1976 was an awful year of violent sequels and remakes?! But… but… but that’s a year before Star Wars ruined cinema! That’s a year when important films like All the President's Men reigned! Well, it was also a year where the box office was topped by remakes of A Star Is Born and King Kong, as well as The Enforcer (the third Dirty Harry movie) and a string of flicks like Carrie, Family Plot and the Omen which (I guess?) were too violent for Gene's tastes.
Maybe the 70s weren't quite as halcyon as cinephiles so often love to imagine.
Call this an uber Anti-Productivity. I’ve been idling some time away on YouTube recently by watching old Siskel & Ebert At the Movies reviews of some "new classics" like T2, Ghostbusters, Aliens, RoboCop, Predator and Beetlejuice. Beyond satisfying a simple curiosity to hear how my old favorites were received in their time, watching these has healthily reminded me of how enjoyment of your “good old days” is rarely shared by people who were actually of age at the time. It also shows that--wouldn’t you know--critics were griping about the same things 35 years ago.
Watching Siskel at work is interesting, in and of itself, because I'm far more familiar with Ebert's voice and tastes. In the long view, Roger was better at branding himself (or, perhaps, just at syndicating,) because I read his reviews every week growing up but never saw a single one of Siskel’s in print. Viewing these, now, I can see how Gene definitely comes across as the more haute couture of the two (the “snob” if you prefer) and it's clear why he and Roger had an interplay that made for good TV.

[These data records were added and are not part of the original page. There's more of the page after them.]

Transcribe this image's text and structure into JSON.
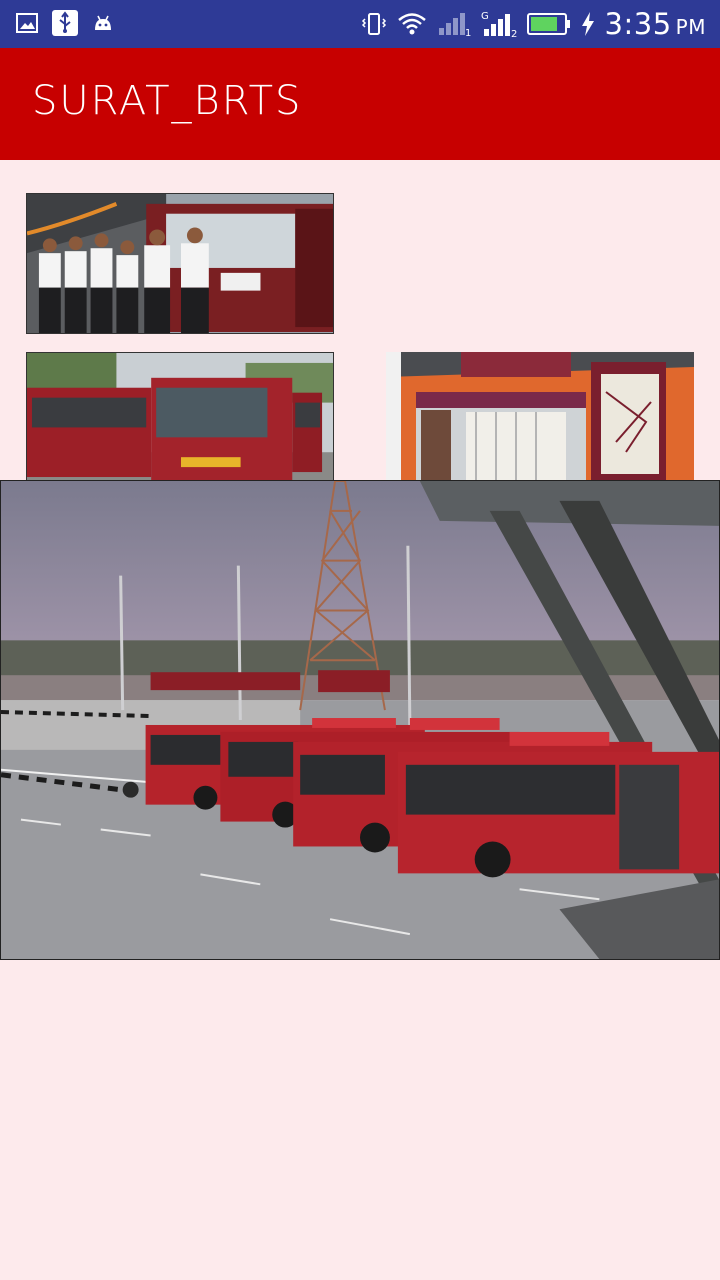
{
  "status_bar": {
    "time": "3:35",
    "ampm": "PM",
    "sim1_label": "1",
    "sim2_label": "2",
    "network_label": "G",
    "icons": [
      "gallery-icon",
      "usb-icon",
      "android-icon",
      "vibrate-icon",
      "wifi-icon",
      "signal-sim1-icon",
      "signal-sim2-icon",
      "battery-icon",
      "charging-icon"
    ]
  },
  "app_bar": {
    "title": "SURAT_BRTS",
    "color": "#c70000"
  },
  "gallery": {
    "images": [
      {
        "name": "brts-staff-photo"
      },
      {
        "name": "brts-buses-road-photo"
      },
      {
        "name": "brts-station-interior-photo"
      }
    ],
    "selected": {
      "name": "brts-depot-buses-photo"
    }
  },
  "colors": {
    "status_bar": "#2e3a96",
    "background": "#fdeaec",
    "accent": "#c70000"
  }
}
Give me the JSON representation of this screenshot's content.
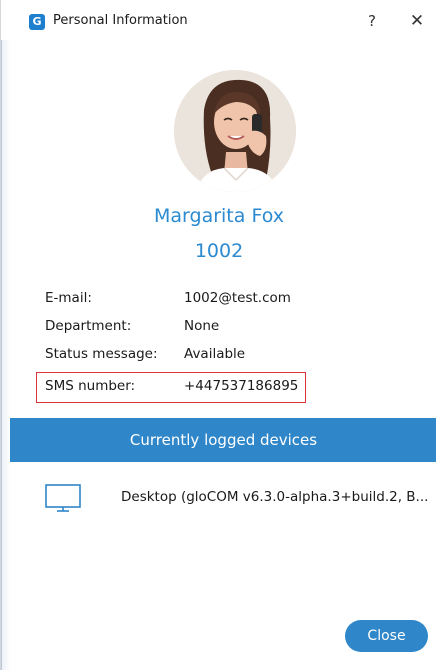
{
  "window": {
    "title": "Personal Information",
    "app_icon_letter": "G",
    "help_label": "?",
    "close_label": "✕"
  },
  "profile": {
    "name": "Margarita Fox",
    "extension": "1002"
  },
  "info": [
    {
      "label": "E-mail:",
      "value": "1002@test.com"
    },
    {
      "label": "Department:",
      "value": "None"
    },
    {
      "label": "Status message:",
      "value": "Available"
    },
    {
      "label": "SMS number:",
      "value": "+447537186895"
    }
  ],
  "devices": {
    "header": "Currently logged devices",
    "items": [
      {
        "icon": "desktop-monitor-icon",
        "label": "Desktop (gloCOM v6.3.0-alpha.3+build.2, B..."
      }
    ]
  },
  "footer": {
    "close_button": "Close"
  },
  "colors": {
    "accent": "#2f86c8",
    "name_text": "#2b8ad0",
    "highlight_border": "#d9343a"
  }
}
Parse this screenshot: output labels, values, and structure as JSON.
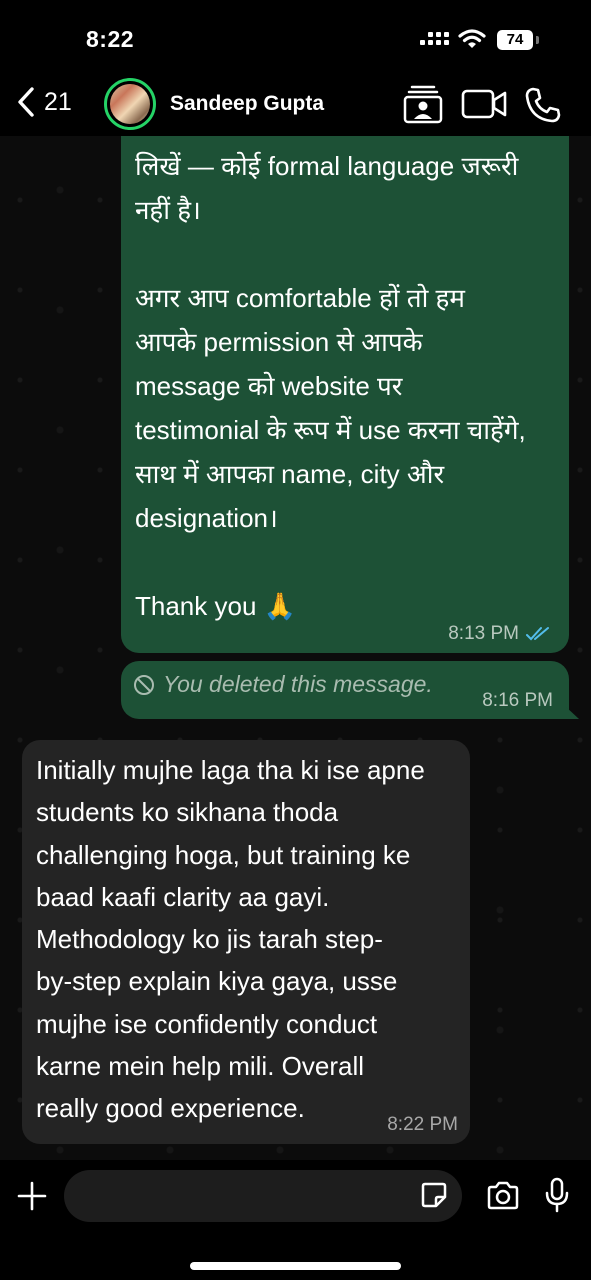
{
  "status": {
    "time": "8:22",
    "battery": "74"
  },
  "header": {
    "back_count": "21",
    "contact_name": "Sandeep Gupta"
  },
  "messages": [
    {
      "direction": "outgoing",
      "text": "लिखें — कोई formal language जरूरी\nनहीं है।\n\nअगर आप comfortable हों तो हम\nआपके permission से आपके\nmessage को website पर\ntestimonial के रूप में use करना चाहेंगे,\nसाथ में आपका name, city और\ndesignation।\n\nThank you 🙏",
      "time": "8:13 PM",
      "status": "read"
    },
    {
      "direction": "outgoing",
      "text": "You deleted this message.",
      "time": "8:16 PM",
      "deleted": true
    },
    {
      "direction": "incoming",
      "text": "Initially mujhe laga tha ki ise apne\nstudents ko sikhana thoda\nchallenging hoga, but training ke\nbaad kaafi clarity aa gayi.\nMethodology ko jis tarah step-\nby-step explain kiya gaya, usse\nmujhe ise confidently conduct\nkarne mein help mili. Overall\nreally good experience.",
      "time": "8:22 PM"
    }
  ],
  "composer": {
    "value": "",
    "placeholder": ""
  },
  "colors": {
    "accent": "#25d366",
    "outgoing_bubble": "#1d5136",
    "incoming_bubble": "#242424",
    "read_ticks": "#53bdeb"
  },
  "icons": [
    "back-chevron-icon",
    "contact-card-icon",
    "video-call-icon",
    "phone-icon",
    "plus-icon",
    "sticker-icon",
    "camera-icon",
    "microphone-icon",
    "deleted-icon",
    "read-ticks-icon"
  ]
}
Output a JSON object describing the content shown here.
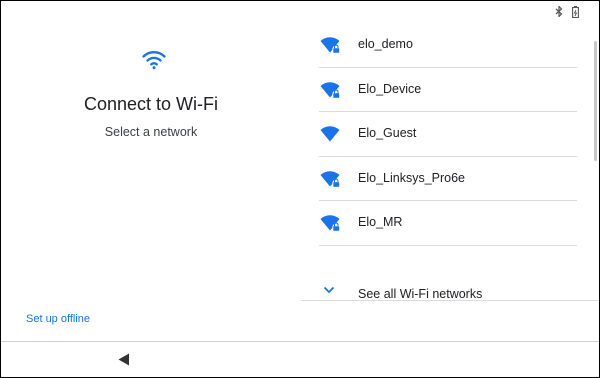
{
  "status_bar": {
    "icons": [
      "bluetooth-icon",
      "battery-icon"
    ]
  },
  "setup": {
    "icon": "wifi-icon",
    "title": "Connect to Wi-Fi",
    "subtitle": "Select a network",
    "offline_link": "Set up offline"
  },
  "networks": [
    {
      "name": "elo_demo",
      "secured": true
    },
    {
      "name": "Elo_Device",
      "secured": true
    },
    {
      "name": "Elo_Guest",
      "secured": false
    },
    {
      "name": "Elo_Linksys_Pro6e",
      "secured": true
    },
    {
      "name": "Elo_MR",
      "secured": true
    }
  ],
  "see_all": {
    "label": "See all Wi-Fi networks",
    "icon": "chevron-down-icon"
  },
  "nav": {
    "back_icon": "back-icon"
  },
  "colors": {
    "accent": "#1a73e8",
    "text": "#202124"
  }
}
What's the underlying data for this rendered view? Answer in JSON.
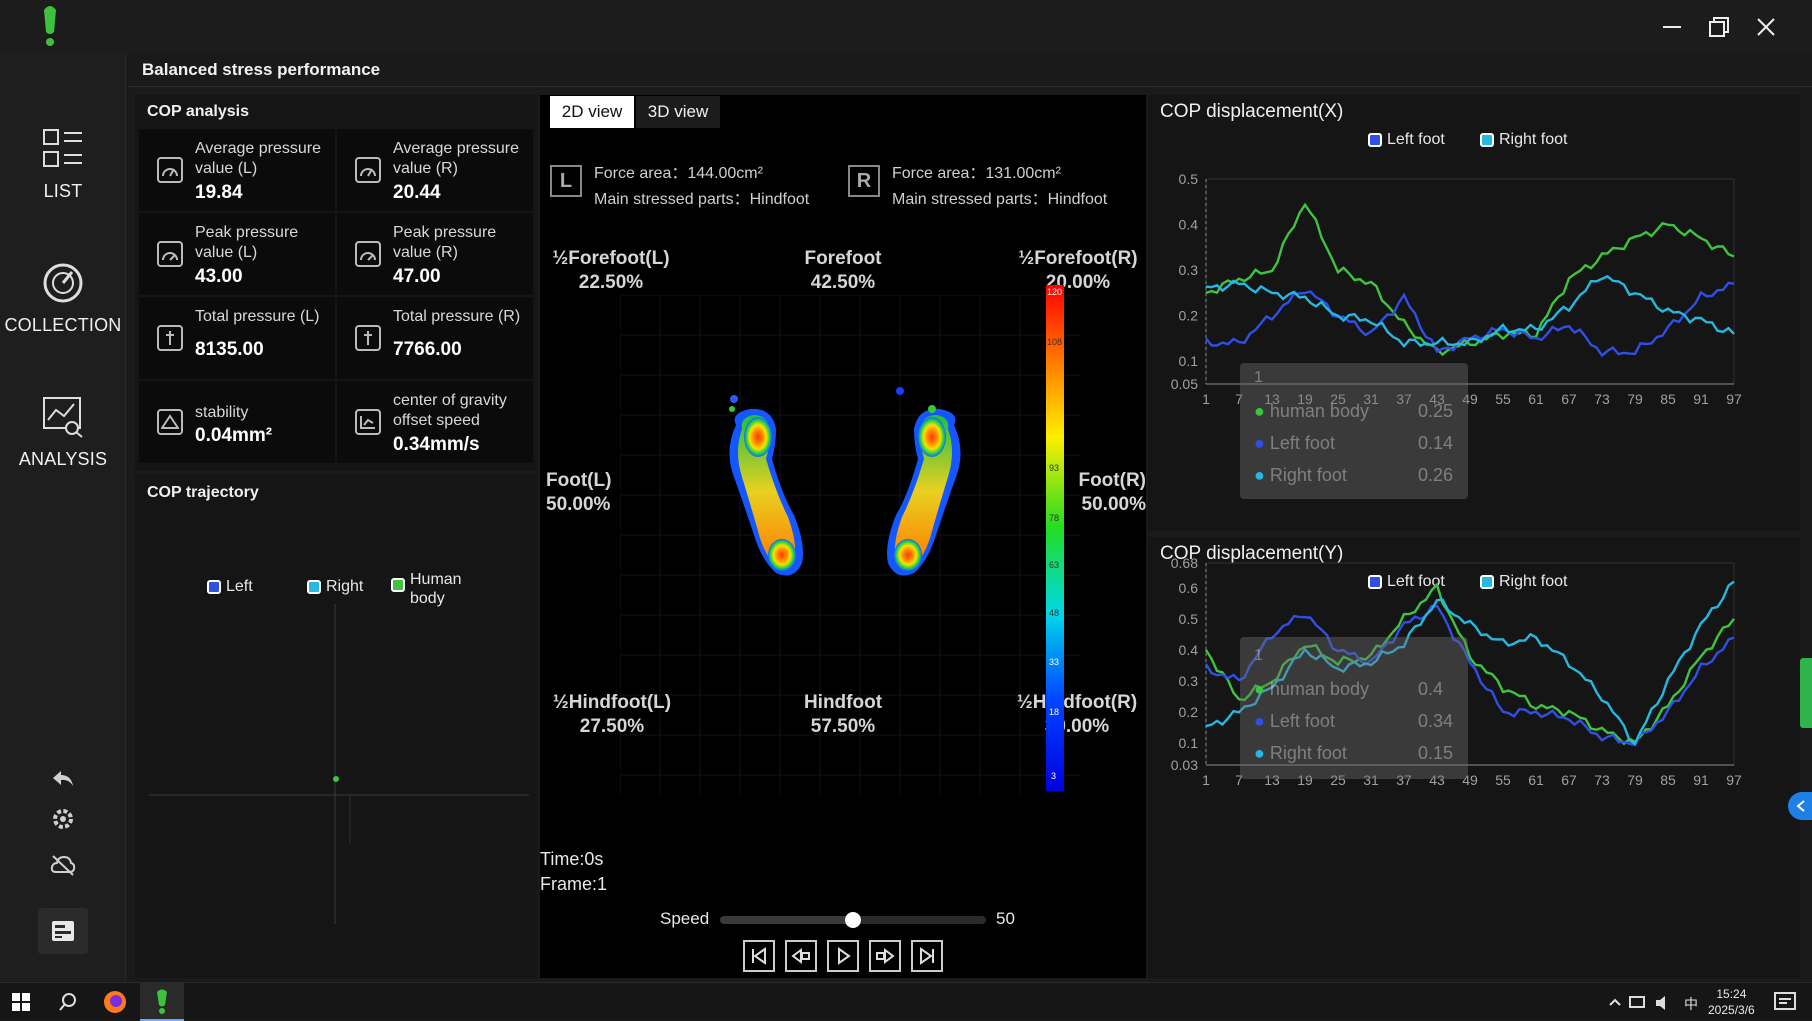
{
  "window": {
    "minimize": "minimize",
    "maximize": "restore",
    "close": "close"
  },
  "nav": {
    "list": "LIST",
    "collection": "COLLECTION",
    "analysis": "ANALYSIS"
  },
  "page_title": "Balanced stress performance",
  "cop_analysis": {
    "title": "COP analysis",
    "cells": [
      {
        "label": "Average pressure value (L)",
        "value": "19.84"
      },
      {
        "label": "Average pressure value (R)",
        "value": "20.44"
      },
      {
        "label": "Peak pressure value (L)",
        "value": "43.00"
      },
      {
        "label": "Peak pressure value (R)",
        "value": "47.00"
      },
      {
        "label": "Total pressure (L)",
        "value": "8135.00"
      },
      {
        "label": "Total pressure (R)",
        "value": "7766.00"
      },
      {
        "label": "stability",
        "value": "0.04mm²"
      },
      {
        "label": "center of gravity offset speed",
        "value": "0.34mm/s"
      }
    ]
  },
  "cop_trajectory": {
    "title": "COP trajectory",
    "legend": [
      "Left",
      "Right",
      "Human body"
    ]
  },
  "view_tabs": {
    "tab2d": "2D view",
    "tab3d": "3D view"
  },
  "foot_info": {
    "left_badge": "L",
    "left_area": "Force area：144.00cm²",
    "left_part": "Main stressed parts：Hindfoot",
    "right_badge": "R",
    "right_area": "Force area：131.00cm²",
    "right_part": "Main stressed parts：Hindfoot"
  },
  "zones": {
    "half_forefoot_l": "½Forefoot(L)",
    "half_forefoot_l_pct": "22.50%",
    "forefoot": "Forefoot",
    "forefoot_pct": "42.50%",
    "half_forefoot_r": "½Forefoot(R)",
    "half_forefoot_r_pct": "20.00%",
    "foot_l": "Foot(L)",
    "foot_l_pct": "50.00%",
    "foot_r": "Foot(R)",
    "foot_r_pct": "50.00%",
    "half_hindfoot_l": "½Hindfoot(L)",
    "half_hindfoot_l_pct": "27.50%",
    "hindfoot": "Hindfoot",
    "hindfoot_pct": "57.50%",
    "half_hindfoot_r": "½Hindfoot(R)",
    "half_hindfoot_r_pct": "30.00%"
  },
  "colorbar_ticks": [
    "120",
    "108",
    "93",
    "78",
    "63",
    "48",
    "33",
    "18",
    "3"
  ],
  "playback": {
    "time": "Time:0s",
    "frame": "Frame:1",
    "speed_label": "Speed",
    "speed_value": "50",
    "speed_fraction": 0.5
  },
  "chart_x": {
    "title": "COP displacement(X)",
    "legend": [
      "Left foot",
      "Right foot"
    ],
    "yticks": [
      "0.5",
      "0.4",
      "0.3",
      "0.2",
      "0.1",
      "0.05"
    ],
    "xticks": [
      "1",
      "7",
      "13",
      "19",
      "25",
      "31",
      "37",
      "43",
      "49",
      "55",
      "61",
      "67",
      "73",
      "79",
      "85",
      "91",
      "97"
    ],
    "tooltip": {
      "index": "1",
      "rows": [
        {
          "name": "human body",
          "value": "0.25"
        },
        {
          "name": "Left foot",
          "value": "0.14"
        },
        {
          "name": "Right foot",
          "value": "0.26"
        }
      ]
    }
  },
  "chart_y": {
    "title": "COP displacement(Y)",
    "legend": [
      "Left foot",
      "Right foot"
    ],
    "yticks": [
      "0.68",
      "0.6",
      "0.5",
      "0.4",
      "0.3",
      "0.2",
      "0.1",
      "0.03"
    ],
    "xticks": [
      "1",
      "7",
      "13",
      "19",
      "25",
      "31",
      "37",
      "43",
      "49",
      "55",
      "61",
      "67",
      "73",
      "79",
      "85",
      "91",
      "97"
    ],
    "tooltip": {
      "index": "1",
      "rows": [
        {
          "name": "human body",
          "value": "0.4"
        },
        {
          "name": "Left foot",
          "value": "0.34"
        },
        {
          "name": "Right foot",
          "value": "0.15"
        }
      ]
    }
  },
  "colors": {
    "human_body": "#3ec43e",
    "left_foot": "#2f4fe6",
    "right_foot": "#26b8e0"
  },
  "chart_data": [
    {
      "type": "line",
      "title": "COP displacement(X)",
      "ylim": [
        0.05,
        0.5
      ],
      "x": [
        1,
        7,
        13,
        19,
        25,
        31,
        37,
        43,
        49,
        55,
        61,
        67,
        73,
        79,
        85,
        91,
        97
      ],
      "series": [
        {
          "name": "human body",
          "values": [
            0.25,
            0.28,
            0.3,
            0.45,
            0.3,
            0.27,
            0.18,
            0.12,
            0.14,
            0.16,
            0.16,
            0.28,
            0.33,
            0.37,
            0.4,
            0.37,
            0.33
          ]
        },
        {
          "name": "Left foot",
          "values": [
            0.14,
            0.14,
            0.2,
            0.26,
            0.2,
            0.16,
            0.24,
            0.12,
            0.15,
            0.17,
            0.15,
            0.18,
            0.12,
            0.12,
            0.17,
            0.24,
            0.27
          ]
        },
        {
          "name": "Right foot",
          "values": [
            0.26,
            0.27,
            0.25,
            0.24,
            0.2,
            0.19,
            0.14,
            0.14,
            0.14,
            0.17,
            0.17,
            0.22,
            0.29,
            0.25,
            0.21,
            0.19,
            0.16
          ]
        }
      ]
    },
    {
      "type": "line",
      "title": "COP displacement(Y)",
      "ylim": [
        0.03,
        0.68
      ],
      "x": [
        1,
        7,
        13,
        19,
        25,
        31,
        37,
        43,
        49,
        55,
        61,
        67,
        73,
        79,
        85,
        91,
        97
      ],
      "series": [
        {
          "name": "human body",
          "values": [
            0.4,
            0.24,
            0.3,
            0.42,
            0.36,
            0.38,
            0.5,
            0.6,
            0.38,
            0.28,
            0.22,
            0.2,
            0.14,
            0.1,
            0.22,
            0.38,
            0.5
          ]
        },
        {
          "name": "Left foot",
          "values": [
            0.34,
            0.3,
            0.45,
            0.52,
            0.4,
            0.36,
            0.48,
            0.54,
            0.36,
            0.2,
            0.2,
            0.18,
            0.12,
            0.1,
            0.2,
            0.34,
            0.44
          ]
        },
        {
          "name": "Right foot",
          "values": [
            0.15,
            0.2,
            0.28,
            0.4,
            0.34,
            0.36,
            0.42,
            0.56,
            0.48,
            0.42,
            0.44,
            0.36,
            0.25,
            0.1,
            0.3,
            0.48,
            0.62
          ]
        }
      ]
    }
  ]
}
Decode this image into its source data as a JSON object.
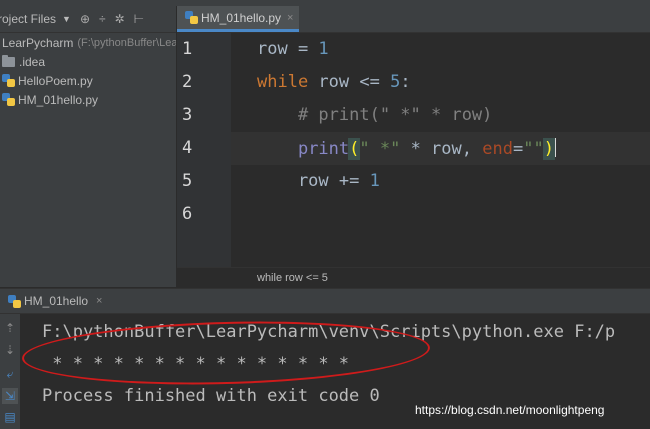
{
  "project": {
    "title": "roject Files",
    "root": {
      "name": "LearPycharm",
      "path": "(F:\\pythonBuffer\\Lea"
    },
    "items": [
      {
        "name": ".idea",
        "icon": "folder-icon"
      },
      {
        "name": "HelloPoem.py",
        "icon": "python-file-icon"
      },
      {
        "name": "HM_01hello.py",
        "icon": "python-file-icon"
      }
    ]
  },
  "editor": {
    "tab": {
      "label": "HM_01hello.py",
      "close": "×"
    },
    "line_numbers": [
      "1",
      "2",
      "3",
      "4",
      "5",
      "6"
    ],
    "lines": [
      {
        "parts": [
          {
            "t": "row = "
          },
          {
            "t": "1",
            "c": "num"
          }
        ]
      },
      {
        "parts": [
          {
            "t": "while",
            "c": "kw"
          },
          {
            "t": " row <= "
          },
          {
            "t": "5",
            "c": "num"
          },
          {
            "t": ":"
          }
        ]
      },
      {
        "parts": [
          {
            "t": "    # print(\" *\" * row)",
            "c": "cm"
          }
        ]
      },
      {
        "parts": [
          {
            "t": "    "
          },
          {
            "t": "print",
            "c": "bi"
          },
          {
            "t": "(",
            "c": "brk"
          },
          {
            "t": "\" *\"",
            "c": "str"
          },
          {
            "t": " * row, "
          },
          {
            "t": "end",
            "c": "kwarg"
          },
          {
            "t": "="
          },
          {
            "t": "\"\"",
            "c": "str"
          },
          {
            "t": ")",
            "c": "brk"
          }
        ]
      },
      {
        "parts": [
          {
            "t": "    row += "
          },
          {
            "t": "1",
            "c": "num"
          }
        ]
      },
      {
        "parts": []
      }
    ],
    "breadcrumb": "while row <= 5"
  },
  "run": {
    "tab": {
      "label": "HM_01hello",
      "close": "×"
    },
    "output": [
      "F:\\pythonBuffer\\LearPycharm\\venv\\Scripts\\python.exe F:/p",
      " * * * * * * * * * * * * * * *",
      "Process finished with exit code 0"
    ]
  },
  "watermark": "https://blog.csdn.net/moonlightpeng"
}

Many of the aforementioned reviews has Gene saying something to the effect of how he’d have preferred to see just the love story sub-plot by itself without the fantasy trappings, or that he enjoyed the film in spite of the special effects. FX traditionalists might be surprised to know that matte painting, optical printing and rotoscoping could've been just as distracting to some as mo-cap, keyframing and green screen in their day. I might also equate Siskel's general distaste for "movie magic" in these clips with contemporary fans’ often frothy irritation with CGI or Ebert’s current invective against 3D, but I think it goes beyond that.
Siskel describes effects (and, really, fantastical elements in general ) as almost akin to noisy patrons at a theater; something that’s an intrusion by its very nature. Something that can only be tolerated, at best. And I suppose that gets at what I see as the real sea change in the face of the movies. Gene describes some of these as being like B pictures getting undue "A" treatment, and I can only imagine the horror he’d be experiencing if he were reviewing movies today, when B and A's have effectively switched places for good.
You know what? I say that's great.
Look, these are the opinions of only one critic in his time, after all, and it's not like rejection was Siskel's only response to genre pictures. However, his sentiments in these clips remind me enough of those held by old professors and classmates of mine that I want to dredge up some frustration I had in film school. If "genre" isn't somebody's cup of tea, that's perfectly fine, but I ran into more people than I care to who had drab senses of humor and small imaginations with seemingly no room to appreciate anything fantastical. None-too-coincidentally, they were the same people who'd so often opine about how film "died" after the 70s.
If it really has to come down to an either/or, this-camp-or-that-camp disagreement, then I’m surprising nobody by saying I’m on the side of the genre picture. As annoying as the Joe Six-Pack movie buff who feeds awful blockbusters' grosses is, I’ve got a worse distaste for the film aficionado who finds anything too "imaginary" to be merit-less by nature. Excessive remakes, interminable sequels and dodgy effects are as annoying today as they've always been but, before you gripe too fiercely, we all ought to step back and appreciate the positive shift that allows pictures like Dark Knight and Return of the King to get "A" treatment they never could've dreamed of getting in 1976.